Just last night I rolled our users onto a new server, the difference this time is that I chose to keep the database local. The original was using a remote MSSQL database. I set up the new server as close as possible and then just changed DNS. I do not see anything in logs that indicate a problem. The only exceptions we have from default are:
Kraken IM Gateway version 1.1.2 (MSN Gateway activated)
Monitoring Service version 1.2.0 (for archiving)
I have already seen some high CPU usage that has spiked the CPU for over a minute. And this concerns me. This looked like someone sending a file transfer or something (because I noticed above average network usage) but other times the CPU spikes there is no abnormal network usage.
I am trying to determine where I can begin troubleshooting these issues.

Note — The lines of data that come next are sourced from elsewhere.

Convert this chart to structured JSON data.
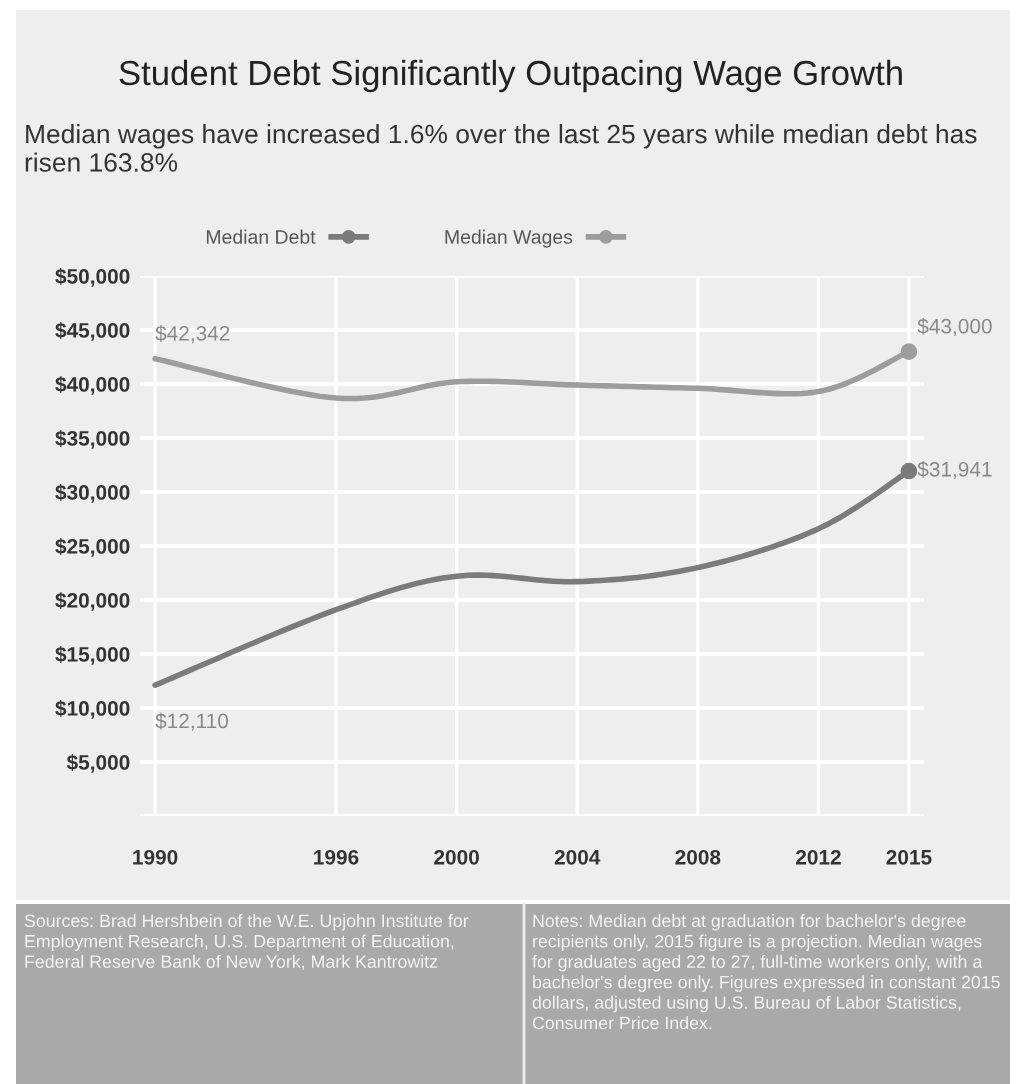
{
  "chart_data": {
    "type": "line",
    "title": "Student Debt Significantly Outpacing Wage Growth",
    "subtitle": "Median wages have increased 1.6% over the last 25 years while median debt has risen 163.8%",
    "x": [
      1990,
      1996,
      2000,
      2004,
      2008,
      2012,
      2015
    ],
    "series": [
      {
        "name": "Median Debt",
        "color": "#7b7b7b",
        "values": [
          12110,
          19100,
          22200,
          21700,
          23000,
          26600,
          31941
        ],
        "value_labels": [
          "$12,110",
          null,
          null,
          null,
          null,
          null,
          "$31,941"
        ]
      },
      {
        "name": "Median Wages",
        "color": "#9d9d9d",
        "values": [
          42342,
          38700,
          40200,
          39900,
          39600,
          39300,
          43000
        ],
        "value_labels": [
          "$42,342",
          null,
          null,
          null,
          null,
          null,
          "$43,000"
        ]
      }
    ],
    "xlim": [
      1989.5,
      2015.5
    ],
    "xticks": [
      1990,
      1996,
      2000,
      2004,
      2008,
      2012,
      2015
    ],
    "ylim": [
      0,
      50000
    ],
    "yticks": [
      {
        "value": 5000,
        "label": "$5,000"
      },
      {
        "value": 10000,
        "label": "$10,000"
      },
      {
        "value": 15000,
        "label": "$15,000"
      },
      {
        "value": 20000,
        "label": "$20,000"
      },
      {
        "value": 25000,
        "label": "$25,000"
      },
      {
        "value": 30000,
        "label": "$30,000"
      },
      {
        "value": 35000,
        "label": "$35,000"
      },
      {
        "value": 40000,
        "label": "$40,000"
      },
      {
        "value": 45000,
        "label": "$45,000"
      },
      {
        "value": 50000,
        "label": "$50,000"
      }
    ],
    "grid": true,
    "legend": "top",
    "annotations": [
      "Sources: Brad Hershbein of the W.E. Upjohn Institute for Employment Research, U.S. Department of Education, Federal Reserve Bank of New York, Mark Kantrowitz",
      "Notes: Median debt at graduation for bachelor's degree recipients only. 2015 figure is a projection. Median wages for graduates aged 22 to 27, full-time workers only, with a bachelor's degree only. Figures expressed in constant 2015 dollars, adjusted using U.S. Bureau of Labor Statistics, Consumer Price Index."
    ]
  }
}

We have about 200 users so its not a large environment by any means. As mentioned Openfire ran 100% stable up until around November when we started experiencing this problem.
So my question is, is it possible the archiving feature would be contributing? Are there any known buffer overflow vulnerabilities that a client could run against the server? Any issues with users and their custom avatars? Any other ideas?
I went from 2gb of memory and 1vpu (which ran stable for years) up to 2 vcpu and 4gb to rule out hardware issues. Openfire has become critical to our organization and I need to hash out these stability issues.